Keine überholende Kündigung wegen Abkehrwillens
Wer kündigt, tut kund, dass er sich von der anderen Partei bzw. dem Vertrag lossagen will. Aber niemand ist gezwungen, exakt an den Tag zu kündigen, zu dem er letztmalig zu dem gewünschten Beendigungsdatum kündigen kann. Wer also zum 31. März das Arbeitsverhältnis kündigen will, muss nicht erst – bei zweimonatiger Frist – Ende Januar kündigen, sondern kann es auch früher tun. In folgendem Fall hat das Arbeitsgericht Siegburg mit Urteil vom 17. Juli 2019 (Az. 3 Ca 500/19) in einem Kündigungsschutzverfahren einem Arbeitgeber die Kündigung aufgrund des Abkehrwillens des Arbeitnehmers versagt. Der Arbeitgeber hatte nach Zugang der Kündigung des Arbeitnehmers das Arbeitsverhältnis seinerseits zu einem früheren Datum fristgemäß gekündigt.
Sachverhalt
Der klagende Arbeitnehmer war seit 1. Januar 2016 als Steuerungstechniker bei dem beklagten Arbeitgeber beschäftigt und seit dem 1. November 2017 Leiter des Teams „Steuerungstechnische Hardwareplanung". Am 22. Januar 2019 reichte er seine Kündigung zum 15. April 2019 ein, da er sich nach seiner Kur im März und April neuen Aufgaben widmen wollte. Dies nahm die Beklagte zum Anlass, am 31. Januar 2019 selbst eine ordentliche Kündigung zum 28. Februar 2019, also mit der kürzest möglichen Frist, auszusprechen in Kombination mit einer sofortigen Arbeitsfreistellung unter Anrechnung der Resturlaubstage und geleisteten Überstunden. Die Stelle sollte nämlich möglichst schnell wieder besetzt werden. Vom 4. Februar 2019 bis zum 11. März 2019 war es dem Kläger wegen Rückenschmerzen unmöglich zu arbeiten. Mit der am 5. Februar erhobenen Klage wendete er sich gegen die Kündigung und verlangte Schadensersatz wegen Annahmeverzug und Entgeltfortzahlung für März und die erste Hälfte des Aprils.
Entscheidung
Das Gericht hat dem Kläger alle Ansprüche zugesprochen. Eine Kündigung durch den Arbeitgeber muss sich auch hier am Kündigungsschutzgesetz messen lassen, das eine soziale Rechtfertigung für die Kündigung einfordert. Es ist zwar durch das Bundesarbeitsgericht unter anderem im Urteil vom 22. Oktober 1964 (Az. 5 AZR 515/63) anerkannt worden, dass der geäußerte Abkehrwille des Arbeitnehmers im Ausnahmefall eine sog. betriebsbedingte Kündigung rechtfertigen kann: Nämlich dann, wenn Schwierigkeiten in der Nachbesetzung zu erwarten sind und der Arbeitgeber nicht mehr zuwarten kann bis das ursprüngliche Arbeitsverhältnis endet, was insbesondere geboten sein kann, wenn der genaue Ausscheidungstermin des Arbeitnehmers noch unklar ist, aber möglicherweise kurz bevorsteht.

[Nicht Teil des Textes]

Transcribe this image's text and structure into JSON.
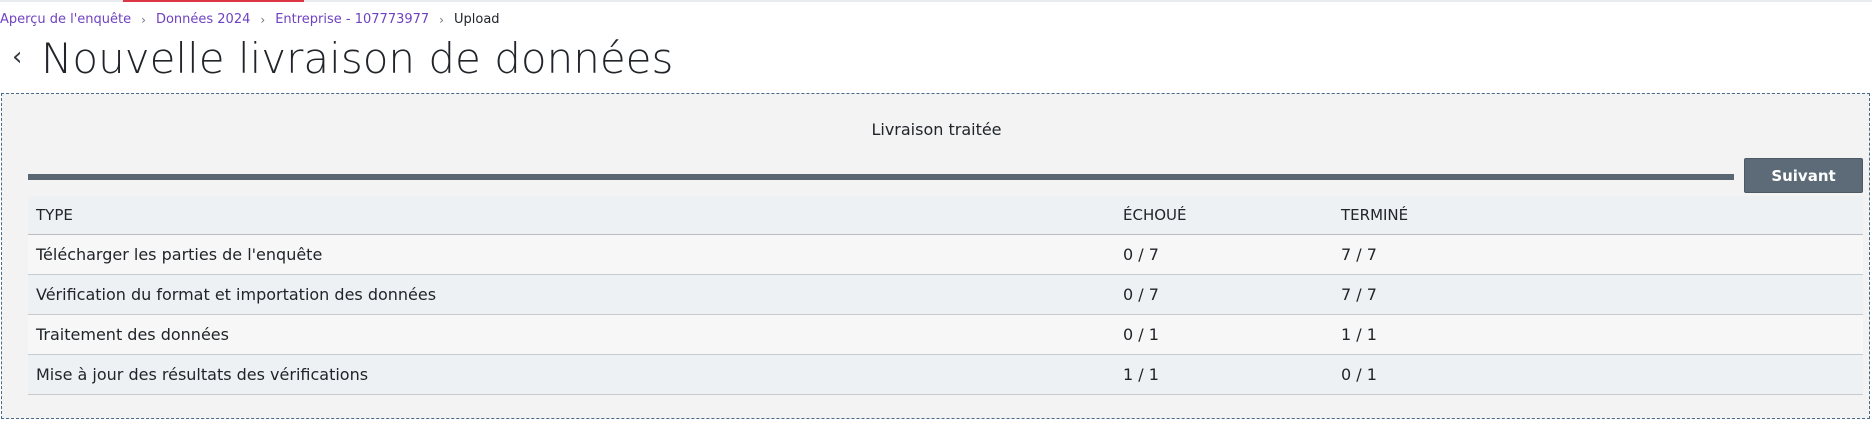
{
  "breadcrumb": {
    "items": [
      "Aperçu de l'enquête",
      "Données 2024",
      "Entreprise - 107773977"
    ],
    "separator": "›",
    "current": "Upload"
  },
  "back_icon": "chevron-left-icon",
  "back_glyph": "‹",
  "page_title": "Nouvelle livraison de données",
  "panel": {
    "status": "Livraison traitée",
    "progress_fraction": 1.0,
    "next_button": "Suivant"
  },
  "table": {
    "headers": {
      "type": "TYPE",
      "failed": "ÉCHOUÉ",
      "done": "TERMINÉ"
    },
    "rows": [
      {
        "type": "Télécharger les parties de l'enquête",
        "failed": "0 / 7",
        "done": "7 / 7"
      },
      {
        "type": "Vérification du format et importation des données",
        "failed": "0 / 7",
        "done": "7 / 7"
      },
      {
        "type": "Traitement des données",
        "failed": "0 / 1",
        "done": "1 / 1"
      },
      {
        "type": "Mise à jour des résultats des vérifications",
        "failed": "1 / 1",
        "done": "0 / 1"
      }
    ]
  },
  "colors": {
    "link": "#6f42c1",
    "success": "#198754",
    "error": "#b00020",
    "button": "#5c6b77",
    "progress": "#5a6772"
  }
}
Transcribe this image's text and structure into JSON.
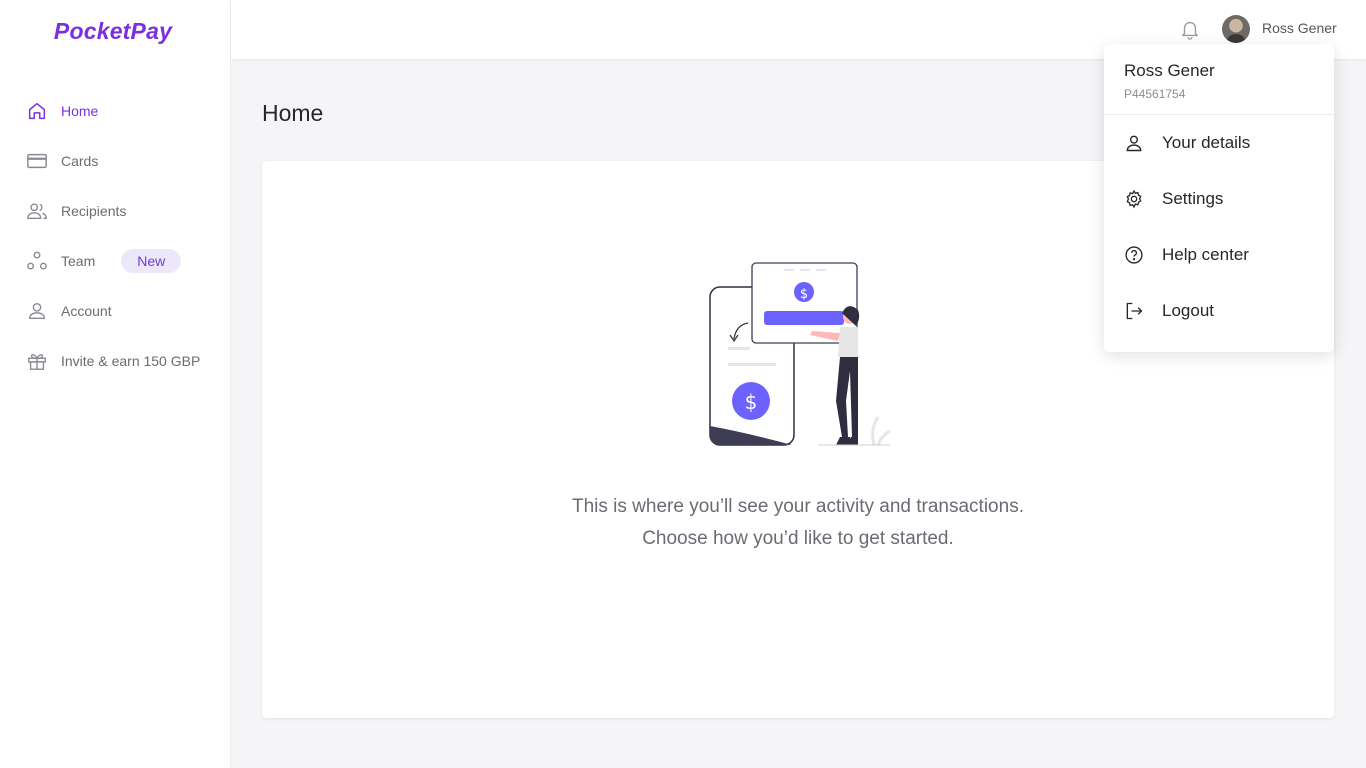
{
  "brand": {
    "name": "PocketPay",
    "accent": "#7b2fe0"
  },
  "sidebar": {
    "items": [
      {
        "label": "Home",
        "icon": "home-icon",
        "active": true
      },
      {
        "label": "Cards",
        "icon": "card-icon"
      },
      {
        "label": "Recipients",
        "icon": "recipients-icon"
      },
      {
        "label": "Team",
        "icon": "team-icon",
        "badge": "New"
      },
      {
        "label": "Account",
        "icon": "account-icon"
      },
      {
        "label": "Invite & earn 150 GBP",
        "icon": "gift-icon"
      }
    ]
  },
  "header": {
    "user_name": "Ross Gener",
    "bell_icon": "bell-icon"
  },
  "main": {
    "title": "Home",
    "empty_line1": "This is where you’ll see your activity and transactions.",
    "empty_line2": "Choose how you’d like to get started."
  },
  "user_menu": {
    "name": "Ross Gener",
    "id": "P44561754",
    "items": [
      {
        "label": "Your details",
        "icon": "user-icon"
      },
      {
        "label": "Settings",
        "icon": "gear-icon"
      },
      {
        "label": "Help center",
        "icon": "help-icon"
      },
      {
        "label": "Logout",
        "icon": "logout-icon"
      }
    ]
  }
}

Der Kündigungszeitpunkt war im vorliegenden Fall jedoch auf den 15. April terminiert. Es wurde auch nicht von der Beklagten vorgetragen, dass die zur Verfügung stehende Nachfolgerin die Stelle nicht zum 16. April übernehmen könne. Im Gegenteil war die Nachfolgerin sogar bereits Teil des Unternehmens. Eine betriebsbedingte Kündigung scheidet also aus.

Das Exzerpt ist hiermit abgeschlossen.